Il principe dimenticato, la recensione
A quasi dieci anni da The Artist, Michel Hazanavicius torna al cinema con Il principe dimenticato, un un coming of age divertente ma non proprio riuscito
Le premesse sono infatti quelle da racconto di formazione: Djibi (Omar Sy) è un padre vedovo che si occupa da solo della figlia Sofia (Sarah Gaye). Il momento più bello della giornata di entrambi è quando, prima di andare a letto, Djibi le racconta una favola di cui lui è il principe e lei la principessa da salvare. Ma le storie che racconta il padre – ed è soprattutto qui che si vede Hazanavicius – si trasformano in colorati e immaginifici set cinematografici, comprensivi di teatri di posa, camerini, uffici della produzione, abitati da buffi e stralunati personaggi, e da dove si innesta il racconto parallelo a quello della trama principale. Arrivata infatti alle medie Sofia cambia i suoi “film mentali” e Djibi deve fare i conti con un nuovo principe azzurro, una nuova star del set: Max (Néotis Ronzon), il compagno di scuola per cui Sofia ha una cotta.

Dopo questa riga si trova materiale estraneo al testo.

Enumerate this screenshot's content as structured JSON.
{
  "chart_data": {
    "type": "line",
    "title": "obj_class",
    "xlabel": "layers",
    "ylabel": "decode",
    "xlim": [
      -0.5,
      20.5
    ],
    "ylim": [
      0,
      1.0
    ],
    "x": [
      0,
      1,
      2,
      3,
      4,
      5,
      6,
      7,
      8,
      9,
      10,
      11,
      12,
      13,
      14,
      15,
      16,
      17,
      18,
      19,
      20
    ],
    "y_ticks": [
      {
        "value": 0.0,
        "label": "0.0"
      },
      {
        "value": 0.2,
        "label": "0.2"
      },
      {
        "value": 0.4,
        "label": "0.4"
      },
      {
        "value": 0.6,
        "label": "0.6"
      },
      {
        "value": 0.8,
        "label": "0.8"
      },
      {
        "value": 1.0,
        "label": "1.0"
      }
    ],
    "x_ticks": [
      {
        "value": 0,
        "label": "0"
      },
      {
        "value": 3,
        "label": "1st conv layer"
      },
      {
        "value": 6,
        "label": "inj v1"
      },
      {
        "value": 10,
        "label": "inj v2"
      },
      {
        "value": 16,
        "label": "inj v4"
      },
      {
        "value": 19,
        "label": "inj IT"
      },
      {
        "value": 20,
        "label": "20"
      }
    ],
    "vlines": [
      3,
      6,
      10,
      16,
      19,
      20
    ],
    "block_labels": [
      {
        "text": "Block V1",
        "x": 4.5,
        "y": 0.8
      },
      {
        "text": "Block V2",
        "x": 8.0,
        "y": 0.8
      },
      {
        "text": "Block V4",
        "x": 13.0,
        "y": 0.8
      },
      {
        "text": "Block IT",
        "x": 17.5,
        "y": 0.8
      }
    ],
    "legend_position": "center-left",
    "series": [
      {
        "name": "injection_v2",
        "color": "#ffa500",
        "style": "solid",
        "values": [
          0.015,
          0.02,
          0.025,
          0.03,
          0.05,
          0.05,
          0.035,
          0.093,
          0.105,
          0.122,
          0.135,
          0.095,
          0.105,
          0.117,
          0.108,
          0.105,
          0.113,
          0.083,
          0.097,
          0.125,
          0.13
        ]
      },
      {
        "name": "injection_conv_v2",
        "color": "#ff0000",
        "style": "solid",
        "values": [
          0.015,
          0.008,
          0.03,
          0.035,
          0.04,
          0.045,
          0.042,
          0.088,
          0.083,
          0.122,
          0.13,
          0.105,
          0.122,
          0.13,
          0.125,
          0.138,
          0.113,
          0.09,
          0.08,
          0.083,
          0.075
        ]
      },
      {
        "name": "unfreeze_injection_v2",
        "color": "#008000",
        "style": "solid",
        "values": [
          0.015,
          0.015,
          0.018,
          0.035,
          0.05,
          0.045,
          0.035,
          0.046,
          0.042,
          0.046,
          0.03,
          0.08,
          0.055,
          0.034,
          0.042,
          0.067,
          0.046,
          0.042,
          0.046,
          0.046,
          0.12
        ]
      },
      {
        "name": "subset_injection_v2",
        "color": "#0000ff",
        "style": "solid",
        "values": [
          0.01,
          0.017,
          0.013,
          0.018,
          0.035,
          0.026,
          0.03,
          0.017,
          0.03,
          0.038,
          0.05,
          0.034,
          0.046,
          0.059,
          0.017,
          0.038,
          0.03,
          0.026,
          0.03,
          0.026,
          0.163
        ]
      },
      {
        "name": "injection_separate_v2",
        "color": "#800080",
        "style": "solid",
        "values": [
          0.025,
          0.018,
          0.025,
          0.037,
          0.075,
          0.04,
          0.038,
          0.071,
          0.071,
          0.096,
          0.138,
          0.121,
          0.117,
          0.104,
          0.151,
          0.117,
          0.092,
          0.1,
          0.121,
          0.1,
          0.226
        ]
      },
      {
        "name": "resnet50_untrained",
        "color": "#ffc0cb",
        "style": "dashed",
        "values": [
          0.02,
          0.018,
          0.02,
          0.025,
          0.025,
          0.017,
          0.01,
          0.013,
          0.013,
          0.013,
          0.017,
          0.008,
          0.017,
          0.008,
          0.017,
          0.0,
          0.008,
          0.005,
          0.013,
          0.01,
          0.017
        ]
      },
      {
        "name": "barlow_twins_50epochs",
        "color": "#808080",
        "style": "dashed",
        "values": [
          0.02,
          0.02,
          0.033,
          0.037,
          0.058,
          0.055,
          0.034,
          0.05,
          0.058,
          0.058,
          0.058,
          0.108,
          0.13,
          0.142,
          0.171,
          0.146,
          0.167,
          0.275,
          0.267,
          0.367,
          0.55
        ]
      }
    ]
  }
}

In un continuo altalenare tra la vicenda reale e quella del sogno, Djibi, grazie all’aiuto della nuova vicina di casa (Bérénice Bejo), dovrà fare i conti con le nuove esigenze della figlia, risolvendo al contempo i suoi problemi con il passato.
Forse a stonare è proprio il focus sul personaggio dell’adulto e non su quello della figlia, che quasi passa in secondo piano: se nelle premesse il film poteva quindi essere un divertente coming of age a parti invertite, perdendo la premessa narrativa tra effetti speciali – di cui spesso si percepisce la volontà puramente mostrativa – e nella confusione tra realtà del film e film mentale, finita l’esaltazione per la pur brillante trovata iniziale si esaurisce anche l’inventiva registica, che non ha più controllo sulla storia.